Photography: Johannes Fiebig

Carton does research on the emissions of particulates. She is involved in a citizen initiative to measure the air quality at different spots throughout the city. Her theme led to a large balloon of air that is breathing eloquently this evening in the Goffertpark. The illuminated ‘lung’, created by artist Elsemarijn Bruyns, is supposed to depict that we cannot live without oxygen.

‘The great thing is that artists manage to touch the audience with their artworks’, Carton thinks. ‘They created an artwork that evokes emotions. For us scientists, that is hard to do with our graphs.’

Ruin of human life

Spread throughout the park are gigantic installations that are buzzing, growling, rustling, and flickering. The warm Autumn evening creates small tornados of tree leaves that disappear in the dark. Large poles broadcast a female voice talking about a wordless meeting between people. The atmosphere under the trees is like a fairytale, but also ominous.

Photography: Johannes Fiebig

‘Here, the artists make the invisible visible’, is how Riyan van den Born sums up the festival. As a social environmentalist, she was also involved with Schemerlicht. Her research theme is the grief people experience because of the loss of diversity. ‘That feeling is hard to capture in words. But it is greatly inspiring for people who are busy with art’, she says.

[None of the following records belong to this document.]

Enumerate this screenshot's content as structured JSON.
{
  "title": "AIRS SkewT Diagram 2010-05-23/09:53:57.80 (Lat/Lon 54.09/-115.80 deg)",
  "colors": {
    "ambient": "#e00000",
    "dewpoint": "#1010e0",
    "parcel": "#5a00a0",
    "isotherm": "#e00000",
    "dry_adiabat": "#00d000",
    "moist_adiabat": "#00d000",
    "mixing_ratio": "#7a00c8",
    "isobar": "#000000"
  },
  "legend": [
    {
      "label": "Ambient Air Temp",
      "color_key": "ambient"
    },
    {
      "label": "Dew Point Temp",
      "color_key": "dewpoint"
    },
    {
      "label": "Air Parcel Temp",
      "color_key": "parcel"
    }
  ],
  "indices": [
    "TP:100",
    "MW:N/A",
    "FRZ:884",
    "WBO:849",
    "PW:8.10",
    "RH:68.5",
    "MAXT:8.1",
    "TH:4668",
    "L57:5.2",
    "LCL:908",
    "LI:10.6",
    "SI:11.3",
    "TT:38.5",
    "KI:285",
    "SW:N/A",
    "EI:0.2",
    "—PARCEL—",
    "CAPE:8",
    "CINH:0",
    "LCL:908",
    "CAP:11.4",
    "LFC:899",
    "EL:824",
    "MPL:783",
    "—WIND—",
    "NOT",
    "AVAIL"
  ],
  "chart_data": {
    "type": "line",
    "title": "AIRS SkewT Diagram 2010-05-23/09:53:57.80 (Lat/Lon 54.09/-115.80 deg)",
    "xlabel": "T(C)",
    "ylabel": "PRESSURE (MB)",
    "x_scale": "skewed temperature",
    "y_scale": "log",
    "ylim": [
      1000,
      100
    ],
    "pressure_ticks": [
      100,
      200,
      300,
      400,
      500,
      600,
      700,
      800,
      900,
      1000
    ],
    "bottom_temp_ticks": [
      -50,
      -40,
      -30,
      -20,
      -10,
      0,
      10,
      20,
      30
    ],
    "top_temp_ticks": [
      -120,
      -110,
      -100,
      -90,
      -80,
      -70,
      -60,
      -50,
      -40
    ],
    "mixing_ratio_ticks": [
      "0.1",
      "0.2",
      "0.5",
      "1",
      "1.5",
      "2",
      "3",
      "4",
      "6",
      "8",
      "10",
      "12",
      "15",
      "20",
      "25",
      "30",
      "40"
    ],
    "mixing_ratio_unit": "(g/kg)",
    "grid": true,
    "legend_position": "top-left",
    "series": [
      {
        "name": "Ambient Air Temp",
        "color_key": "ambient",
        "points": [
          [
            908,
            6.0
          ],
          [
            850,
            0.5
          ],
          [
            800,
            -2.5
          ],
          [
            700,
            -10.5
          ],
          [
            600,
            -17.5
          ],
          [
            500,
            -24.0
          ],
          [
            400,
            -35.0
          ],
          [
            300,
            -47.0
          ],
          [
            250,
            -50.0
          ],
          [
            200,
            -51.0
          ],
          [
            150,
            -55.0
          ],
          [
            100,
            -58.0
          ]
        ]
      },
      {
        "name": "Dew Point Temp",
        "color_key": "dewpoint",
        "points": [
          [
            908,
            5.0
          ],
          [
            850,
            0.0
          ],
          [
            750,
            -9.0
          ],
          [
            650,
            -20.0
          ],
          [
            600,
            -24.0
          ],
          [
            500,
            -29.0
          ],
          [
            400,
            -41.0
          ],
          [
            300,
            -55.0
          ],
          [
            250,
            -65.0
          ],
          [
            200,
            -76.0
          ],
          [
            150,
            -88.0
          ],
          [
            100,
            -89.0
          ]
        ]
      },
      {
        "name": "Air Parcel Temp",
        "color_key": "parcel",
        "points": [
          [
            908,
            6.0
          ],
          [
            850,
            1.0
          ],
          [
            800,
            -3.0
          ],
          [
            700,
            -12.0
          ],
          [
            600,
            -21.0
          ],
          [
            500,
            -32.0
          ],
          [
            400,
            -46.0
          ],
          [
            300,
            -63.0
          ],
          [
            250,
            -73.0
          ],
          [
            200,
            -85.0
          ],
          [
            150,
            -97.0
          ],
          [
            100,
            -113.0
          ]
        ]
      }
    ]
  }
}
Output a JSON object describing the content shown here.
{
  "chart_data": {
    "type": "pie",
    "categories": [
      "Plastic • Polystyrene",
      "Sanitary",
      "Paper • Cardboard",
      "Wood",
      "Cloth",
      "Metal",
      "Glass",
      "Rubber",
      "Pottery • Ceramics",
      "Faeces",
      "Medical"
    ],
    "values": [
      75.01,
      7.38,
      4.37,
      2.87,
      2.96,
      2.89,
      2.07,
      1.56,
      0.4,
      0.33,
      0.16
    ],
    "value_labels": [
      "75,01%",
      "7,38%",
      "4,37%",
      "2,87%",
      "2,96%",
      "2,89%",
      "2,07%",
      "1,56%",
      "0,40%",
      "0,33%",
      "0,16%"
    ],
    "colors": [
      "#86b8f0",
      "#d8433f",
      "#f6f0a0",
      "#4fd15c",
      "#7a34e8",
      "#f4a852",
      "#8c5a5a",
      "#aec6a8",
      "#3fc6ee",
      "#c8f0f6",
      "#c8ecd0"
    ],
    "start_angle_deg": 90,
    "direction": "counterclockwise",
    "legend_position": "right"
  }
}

What to think of the artwork Issiz by Nikki Hork, which is described in the programme booklet as ‘a ruin of human life’? The art installation looks like an abandoned greenhouse, filled with flickering lights and overgrown by loose electricity cables. Here and there, a plant still grows. The greenery is on loan from Radboud ecologist Hans de Kroon (the guy with the disappearing insects). ‘Mankind is destroying itself’, the accompanying text reads. ‘We owe our demise to ourselves.’

Luckily, there is a cosy pancake shop at the entrance.